Doug Ford Cancelled Canada Day Celebrations At Queen’s Park & Torontonians Are Outraged
It has been a tradition in Toronto for five decades!
It has been a dodgy few days for Ontario’s Premier, Doug Ford. After announcing a major cabinet reshuffling on Thursday, then hiring and un-hiring several employees within 24 hours after accusations of nepotism, he has now angered Ontarians even more. Doug Ford has cancelled Canada Day celebrations at Queen’s Park in Toronto and people are not happy.
The Queen’s Park Canada Day celebration has been a tradition for over five decades, with the first event taking place back in 1967. However, it looks like the tradition ends here, as reports from Global News suggest that Doug Ford's government has cancelled the park’s front lawn celebrations, in favour of moving Ontarians to other attractions across the province.
According to Global News, it was confirmed by numerous sources that the Ford government decided months ago to cancel the event at Queens Park.
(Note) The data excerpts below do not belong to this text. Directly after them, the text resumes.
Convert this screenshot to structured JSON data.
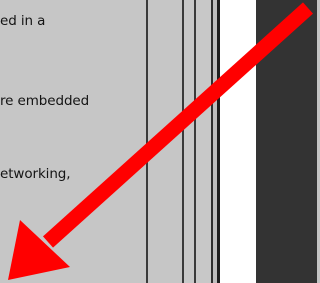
{
  "document": {
    "lines": [
      "ed in a",
      "re embedded",
      "etworking,"
    ]
  },
  "overlay": {
    "arrow_color": "#ff0000",
    "arrow_icon": "arrow-down-left-icon"
  },
  "colors": {
    "content_background": "#c6c6c6",
    "dark_panel": "#333333",
    "divider": "#3a3a3a"
  }
}
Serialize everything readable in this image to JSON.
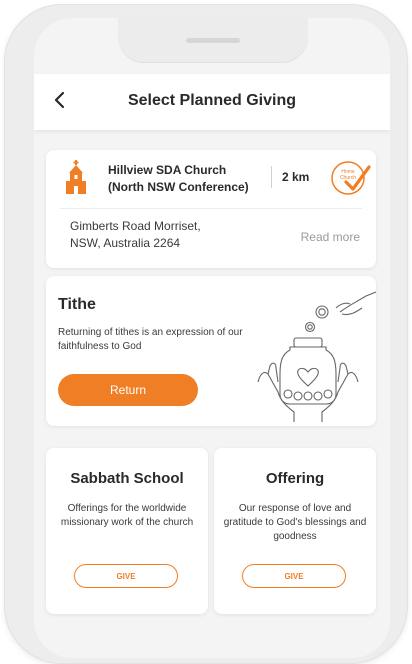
{
  "header": {
    "title": "Select Planned Giving",
    "back_icon": "chevron-left-icon"
  },
  "church": {
    "name": "Hillview SDA Church\n(North NSW Conference)",
    "distance": "2 km",
    "badge_label": "Home Church",
    "address": "Gimberts Road Morriset,\nNSW, Australia 2264",
    "read_more": "Read more",
    "icon": "church-icon"
  },
  "tithe": {
    "title": "Tithe",
    "description": "Returning of tithes is an expression of our faithfulness to God",
    "button_label": "Return",
    "illustration": "donation-jar-illustration"
  },
  "sabbath_school": {
    "title": "Sabbath School",
    "description": "Offerings for the worldwide missionary work of the church",
    "button_label": "GIVE"
  },
  "offering": {
    "title": "Offering",
    "description": "Our response of love and gratitude to God's blessings and goodness",
    "button_label": "GIVE"
  },
  "colors": {
    "accent": "#f07e24",
    "background": "#f4f4f4",
    "card": "#ffffff",
    "text": "#2a2a2a",
    "muted": "#9a9a9a"
  }
}
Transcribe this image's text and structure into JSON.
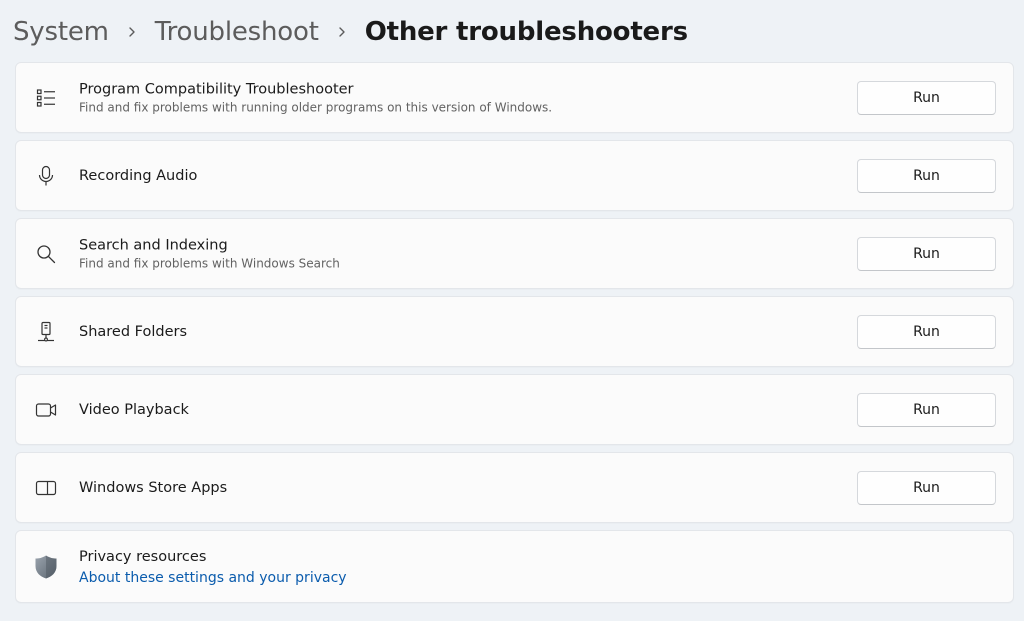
{
  "breadcrumb": {
    "items": [
      "System",
      "Troubleshoot"
    ],
    "current": "Other troubleshooters"
  },
  "troubleshooters": [
    {
      "icon": "list-icon",
      "title": "Program Compatibility Troubleshooter",
      "description": "Find and fix problems with running older programs on this version of Windows.",
      "button": "Run"
    },
    {
      "icon": "microphone-icon",
      "title": "Recording Audio",
      "description": "",
      "button": "Run"
    },
    {
      "icon": "search-icon",
      "title": "Search and Indexing",
      "description": "Find and fix problems with Windows Search",
      "button": "Run"
    },
    {
      "icon": "shared-folder-icon",
      "title": "Shared Folders",
      "description": "",
      "button": "Run"
    },
    {
      "icon": "video-camera-icon",
      "title": "Video Playback",
      "description": "",
      "button": "Run"
    },
    {
      "icon": "store-apps-icon",
      "title": "Windows Store Apps",
      "description": "",
      "button": "Run"
    }
  ],
  "privacy": {
    "icon": "shield-icon",
    "title": "Privacy resources",
    "link": "About these settings and your privacy"
  },
  "colors": {
    "accent_link": "#0b5cad",
    "page_background": "#eef2f6",
    "card_background": "#fbfbfb"
  }
}
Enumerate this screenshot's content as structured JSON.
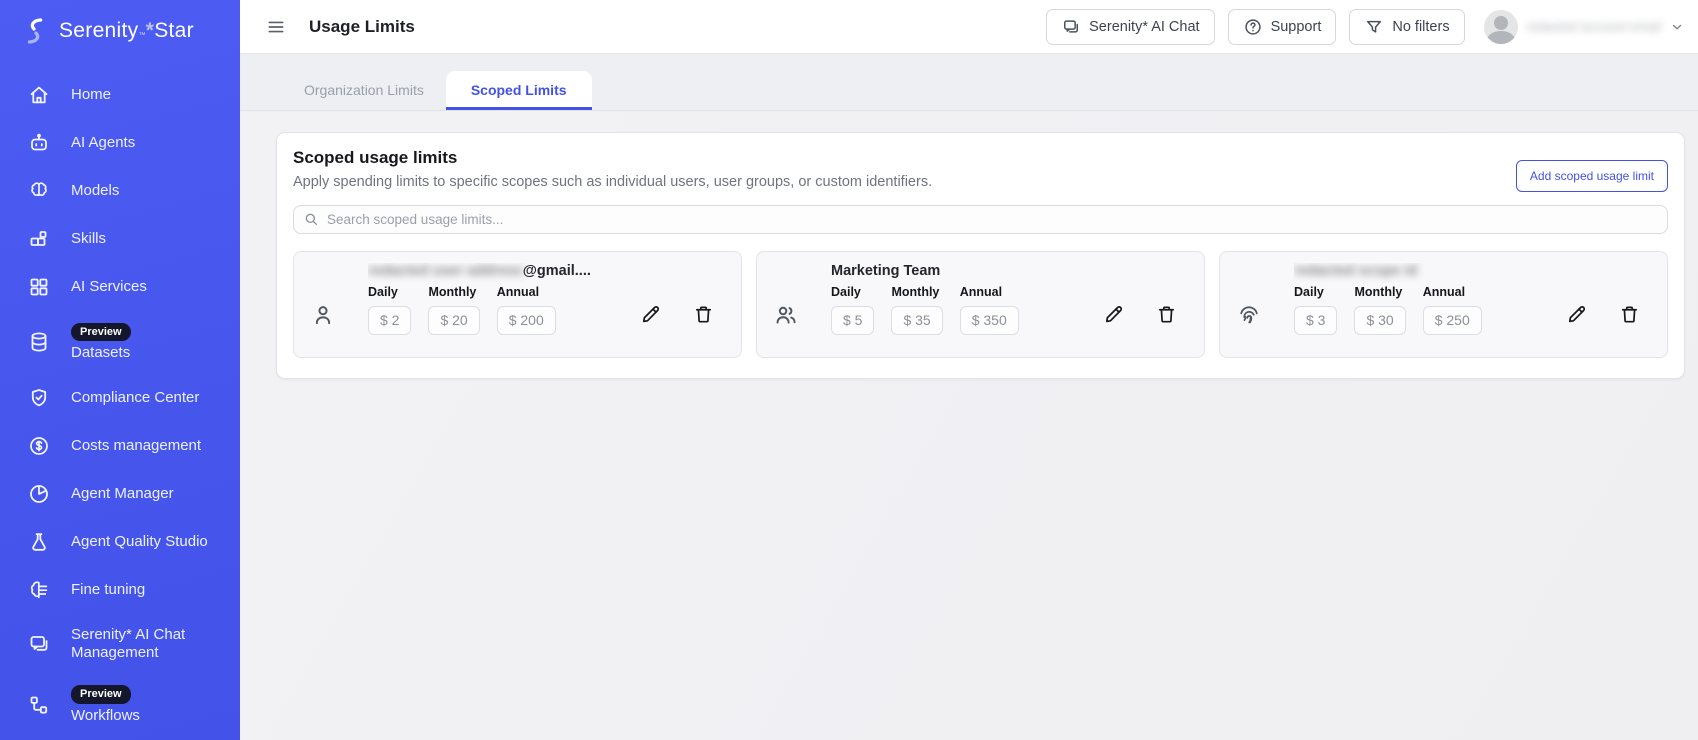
{
  "colors": {
    "accent": "#4352e4",
    "sidebar_bg": "#4a57ef",
    "badge_bg": "#14162b",
    "tab_active_text": "#4352e4"
  },
  "brand": {
    "name": "Serenity",
    "trademark": "™",
    "star": "*",
    "suffix": "Star"
  },
  "sidebar": {
    "items": [
      {
        "label": "Home",
        "icon": "home-icon"
      },
      {
        "label": "AI Agents",
        "icon": "robot-icon"
      },
      {
        "label": "Models",
        "icon": "brain-icon"
      },
      {
        "label": "Skills",
        "icon": "skills-icon"
      },
      {
        "label": "AI Services",
        "icon": "grid-icon"
      },
      {
        "label": "Datasets",
        "icon": "database-icon",
        "badge": "Preview"
      },
      {
        "label": "Compliance Center",
        "icon": "shield-check-icon"
      },
      {
        "label": "Costs management",
        "icon": "dollar-circle-icon"
      },
      {
        "label": "Agent Manager",
        "icon": "pie-chart-icon"
      },
      {
        "label": "Agent Quality Studio",
        "icon": "flask-icon"
      },
      {
        "label": "Fine tuning",
        "icon": "fine-tune-icon"
      },
      {
        "label": "Serenity* AI Chat Management",
        "icon": "chat-icon"
      },
      {
        "label": "Workflows",
        "icon": "workflow-icon",
        "badge": "Preview"
      }
    ]
  },
  "header": {
    "title": "Usage Limits",
    "buttons": [
      {
        "label": "Serenity* AI Chat",
        "icon": "chat-icon"
      },
      {
        "label": "Support",
        "icon": "help-circle-icon"
      },
      {
        "label": "No filters",
        "icon": "funnel-icon"
      }
    ],
    "user": {
      "redacted": true,
      "redacted_text": "redacted account email"
    }
  },
  "tabs": [
    {
      "label": "Organization Limits",
      "active": false
    },
    {
      "label": "Scoped Limits",
      "active": true
    }
  ],
  "panel": {
    "title": "Scoped usage limits",
    "description": "Apply spending limits to specific scopes such as individual users, user groups, or custom identifiers.",
    "add_button": "Add scoped usage limit",
    "search_placeholder": "Search scoped usage limits...",
    "field_labels": {
      "daily": "Daily",
      "monthly": "Monthly",
      "annual": "Annual"
    },
    "cards": [
      {
        "icon": "user-icon",
        "redacted": true,
        "title_redacted": "redacted user address",
        "title_suffix": "@gmail....",
        "values": {
          "daily": "$ 2",
          "monthly": "$ 20",
          "annual": "$ 200"
        }
      },
      {
        "icon": "users-icon",
        "redacted": false,
        "title": "Marketing Team",
        "values": {
          "daily": "$ 5",
          "monthly": "$ 35",
          "annual": "$ 350"
        }
      },
      {
        "icon": "fingerprint-icon",
        "redacted": true,
        "title_redacted": "redacted scope id",
        "values": {
          "daily": "$ 3",
          "monthly": "$ 30",
          "annual": "$ 250"
        }
      }
    ]
  }
}
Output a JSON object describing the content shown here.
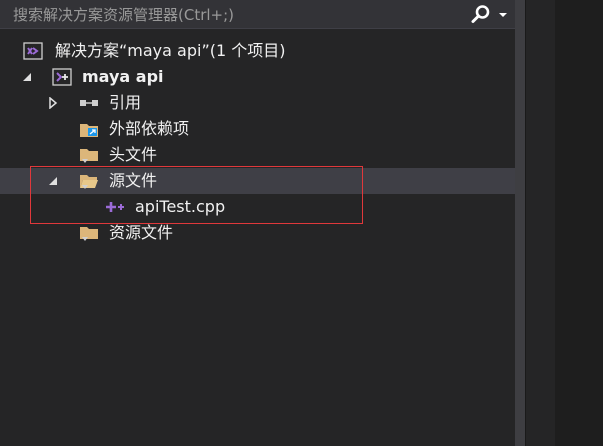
{
  "search": {
    "placeholder": "搜索解决方案资源管理器(Ctrl+;)"
  },
  "tree": {
    "solution": {
      "label": "解决方案“maya api”(1 个项目)"
    },
    "project": {
      "label": "maya api"
    },
    "items": [
      {
        "label": "引用"
      },
      {
        "label": "外部依赖项"
      },
      {
        "label": "头文件"
      },
      {
        "label": "源文件"
      },
      {
        "label": "apiTest.cpp"
      },
      {
        "label": "资源文件"
      }
    ]
  },
  "colors": {
    "background": "#252526",
    "selection": "#3f3f46",
    "highlight_box": "#e0383b",
    "folder": "#dcb67a",
    "vs_purple": "#9b6bd6"
  }
}
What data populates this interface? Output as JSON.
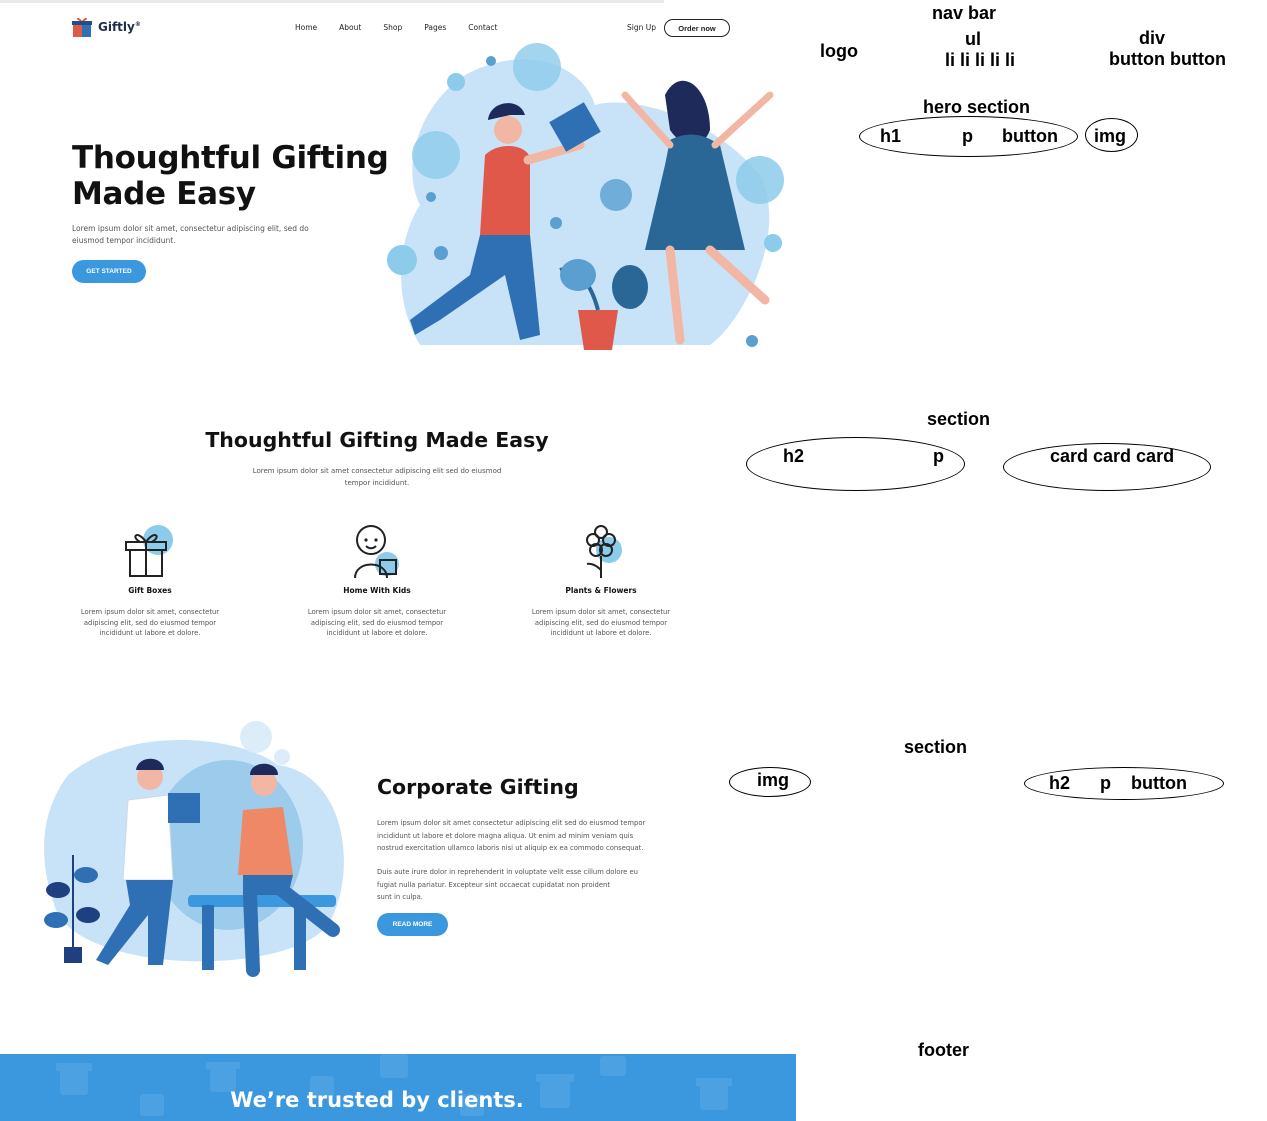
{
  "brand": {
    "name": "Giftly",
    "mark": "®"
  },
  "nav": {
    "items": [
      "Home",
      "About",
      "Shop",
      "Pages",
      "Contact"
    ],
    "signup": "Sign Up",
    "order": "Order now"
  },
  "hero": {
    "title_line1": "Thoughtful Gifting",
    "title_line2": "Made Easy",
    "text_line1": "Lorem ipsum dolor sit amet, consectetur adipiscing elit, sed do",
    "text_line2": "eiusmod tempor incididunt.",
    "button": "GET STARTED"
  },
  "features": {
    "title": "Thoughtful Gifting Made Easy",
    "text_line1": "Lorem ipsum dolor sit amet consectetur adipiscing elit sed do eiusmod",
    "text_line2": "tempor incididunt.",
    "cards": [
      {
        "icon": "gift-box-icon",
        "title": "Gift Boxes",
        "text_line1": "Lorem ipsum dolor sit amet, consectetur",
        "text_line2": "adipiscing elit, sed do eiusmod tempor",
        "text_line3": "incididunt ut labore et dolore."
      },
      {
        "icon": "kid-with-gift-icon",
        "title": "Home With Kids",
        "text_line1": "Lorem ipsum dolor sit amet, consectetur",
        "text_line2": "adipiscing elit, sed do eiusmod tempor",
        "text_line3": "incididunt ut labore et dolore."
      },
      {
        "icon": "flower-icon",
        "title": "Plants & Flowers",
        "text_line1": "Lorem ipsum dolor sit amet, consectetur",
        "text_line2": "adipiscing elit, sed do eiusmod tempor",
        "text_line3": "incididunt ut labore et dolore."
      }
    ]
  },
  "corporate": {
    "title": "Corporate Gifting",
    "para1_line1": "Lorem ipsum dolor sit amet consectetur adipiscing elit sed do eiusmod tempor",
    "para1_line2": "incididunt ut labore et dolore magna aliqua. Ut enim ad minim veniam quis",
    "para1_line3": "nostrud exercitation ullamco laboris nisi ut aliquip ex ea commodo consequat.",
    "para2_line1": "Duis aute irure dolor in reprehenderit in voluptate velit esse cillum dolore eu",
    "para2_line2": "fugiat nulla pariatur. Excepteur sint occaecat cupidatat non proident",
    "para2_line3": "sunt in culpa.",
    "button": "READ MORE"
  },
  "footer": {
    "title": "We’re trusted by clients."
  },
  "annotations": {
    "navbar": "nav bar",
    "logo": "logo",
    "ul": "ul",
    "li": "li li li li li",
    "div": "div",
    "buttons": "button button",
    "hero": "hero section",
    "h1": "h1",
    "p": "p",
    "button": "button",
    "img": "img",
    "section": "section",
    "h2": "h2",
    "cards": "card card card",
    "footer": "footer"
  },
  "colors": {
    "accent": "#3b97de",
    "dark": "#111111",
    "illustration_blue": "#c6e2f7",
    "illustration_red": "#e0584a"
  }
}
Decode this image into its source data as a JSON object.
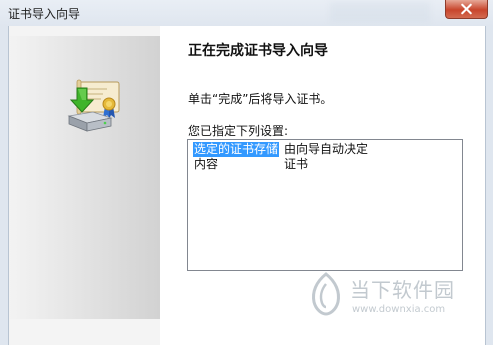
{
  "window": {
    "title": "证书导入向导"
  },
  "wizard": {
    "heading": "正在完成证书导入向导",
    "instruction": "单击“完成”后将导入证书。",
    "settings_label": "您已指定下列设置:",
    "settings": [
      {
        "name": "选定的证书存储",
        "value": "由向导自动决定",
        "selected": true
      },
      {
        "name": "内容",
        "value": "证书",
        "selected": false
      }
    ]
  },
  "icons": {
    "sidebar": "certificate-import-icon",
    "close": "close-icon"
  },
  "colors": {
    "selection": "#3399ff",
    "close_button": "#c8452c"
  },
  "watermark": {
    "title": "当下软件园",
    "url": "www.downxia.com"
  }
}
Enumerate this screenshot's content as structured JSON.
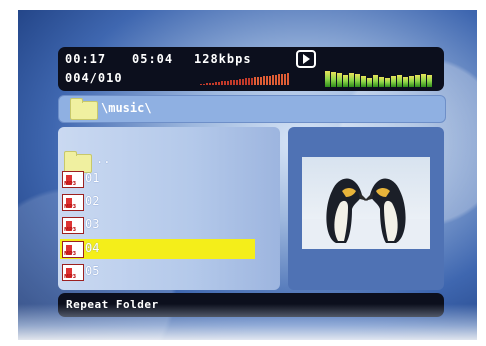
{
  "player": {
    "elapsed": "00:17",
    "total": "05:04",
    "bitrate": "128kbps",
    "track_counter": "004/010"
  },
  "path": "\\music\\",
  "file_list": {
    "parent": "..",
    "items": [
      "01",
      "02",
      "03",
      "04",
      "05"
    ],
    "selected": "04"
  },
  "footer": "Repeat Folder",
  "colors": {
    "selection": "#f4ee1a",
    "panel_dark": "#0c0f1d",
    "eq_green": "#8fd54a"
  },
  "icons": [
    "play-icon",
    "folder-icon",
    "mp3-file-icon",
    "scroll-up-icon",
    "scroll-down-icon"
  ]
}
In response to their inquiry, Premier Ford’s Executive Director of Communications, Laryssa Waler, said, “For the first time ever, our government is helping hard-working families celebrate Canada Day by offering free admission to the first 500 visitors at 10 different Ontario agencies and attractions. Instead of hosting a single event at Queen’s Park, we are providing free admission for thousands of people to Canada Day events across the province.”
The Queen’s Park party, which is traditionally free, usually hosts inflatable rides, dance performances, activities for children and live entertainment.
There are also many nationalistic features of the celebration, such as the singing of the Canadian national anthem and citizenship ceremonies. In past years, it has also been common for the premier of the province to attend.
The Ford government maintains that the new festivities will be much more cost effective, as the Queen’s Park celebration has cost between $300,000 and $400,000 in the past. While the new approach will cost a fraction of that at approximately $80,000, many Canadians in the province are still unhappy with the changes and have taken to Twitter to protest.
The new July 1 official celebrations will offer free admission for the first 500 visitors at the following 10 locations in Ontario:
Fort William Historical Park (Thunder Bay)
Huronia Historical Parks (Midland and Penetanguishene)
McMichael Canadian Art Collection (Vaughan)
Butterfly Conservatory – Niagara Parks Commission (Niagara)
Ontario Science Centre (Toronto)
Cinesphere – Ontario Place (Toronto)
Royal Botanical Gardens (Burlington)
Royal Ontario Museum (Toronto)
Science North (Sudbury)
St. Lawrence Parks Commission (St. Lawrence Region)
This article's cover image was used for illustrative purposes only.